Supervised multi-task fine-tuning

Shared layer + 12 independent classification heads. Freeze/unfreeze strategy (10 frozen epochs, then unfrozen at lr ×0.1). Weighted BCE with missing label masking. Version v2 retained (dropout 0.5, AUC 0.857).

Results and benchmark positioning

ToxGNN-V1 outperforms RF baseline on 7/12 endpoints (+0.021 mean AUC). Most significant gains: SR-p53 (+0.077), NR-ER-LBD (+0.078). Watchpoint: NR-AR (0.659).
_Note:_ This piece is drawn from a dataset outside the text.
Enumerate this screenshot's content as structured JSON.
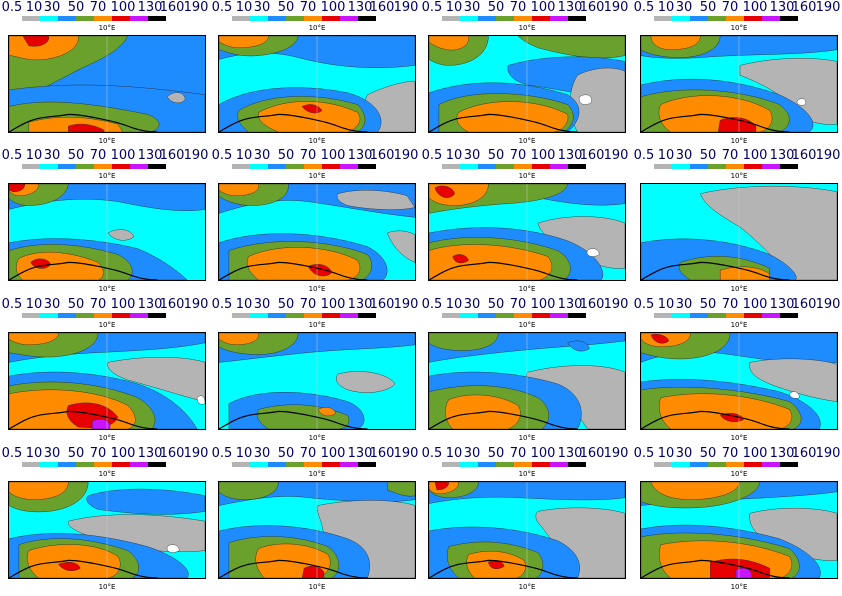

MoleculeNet positioning: between DeepTox (0.846) and AttentiveFP (0.863), gap with GROVER (0.876) explained by pre-training corpus size (144K vs 10M+).

Post-training evaluation

ECE calibration: 0.149 (FAIL, target < 0.10) — root cause: weighted BCE shifting logits. MC Dropout epistemic uncertainty (30 passes): mean 0.0459 (PASS). Tanimoto applicability domain: 38.2% out-of-domain on scaffold split (expected by design, critical protection flag in production).

Sovereign infrastructure and regulatory considerations

Stack: Windows Server 2025 + WSL2 Ubuntu 24.04, RTX 5080, PySpark/Delta Lake, MLflow, Ollama Phi-4 14B, FastAPI. ToxTwin score is not a medical device under MDR, but the pipeline is designed as if high-risk to anticipate potential reclassification. Four regulatory differentiation mechanisms: Phi-4 NER extraction, epistemic uncertainty in API, applicability domain with automatic flag, auditable Medallion pipeline.

Functional validation and API access

Validation on aspirin (NR-ER 0.350, LD50 200 mg/kg, tox_score 4/5, Tanimoto 0.594) and ibuprofen (NR-PPAR-gamma 0.383 — documented structure-activity relationship, Lehmann et al. 1997, emerging without explicit supervision). REST API (FastAPI) with Supabase Auth, 10 requests/week. Roadmap: v1.1 (ECE fix, GPU, NR-AR enrichment), v2.0 (1M+ compounds, multi-head attention, full ADMET profile).

Read the document

↓ Download PDF

Key takeaways

ToxGNN-V1: 5-layer GIN, Mean AUC 0.857 on Bemis-Murcko scaffold split, 12 Tox21 endpoints — between DeepTox (0.846) and AttentiveFP (0.863).
Medallion Bronze/Silver/Gold architecture on PySpark/Delta Lake: 144,879 deduplicated compounds, ACID transactions, time-travel for audit trail.
NER extraction by local Phi-4 14B: 2,453 LD50s, 3,138 target organ annotations, 99.99% success rate on 7,345 compounds.
AttrMasking pre-training (molecular BERT equivalent) on 144,877 compounds, Bayesian optimisation via Optuna (30 trials).
Epistemic uncertainty (MC Dropout, PASS) and applicability domain (Tanimoto, threshold 0.3) integrated in every API response.
Sovereign infrastructure (Windows Server 2025, RTX 5080, no cloud) aligned with MDR Class IIa and EU AI Act.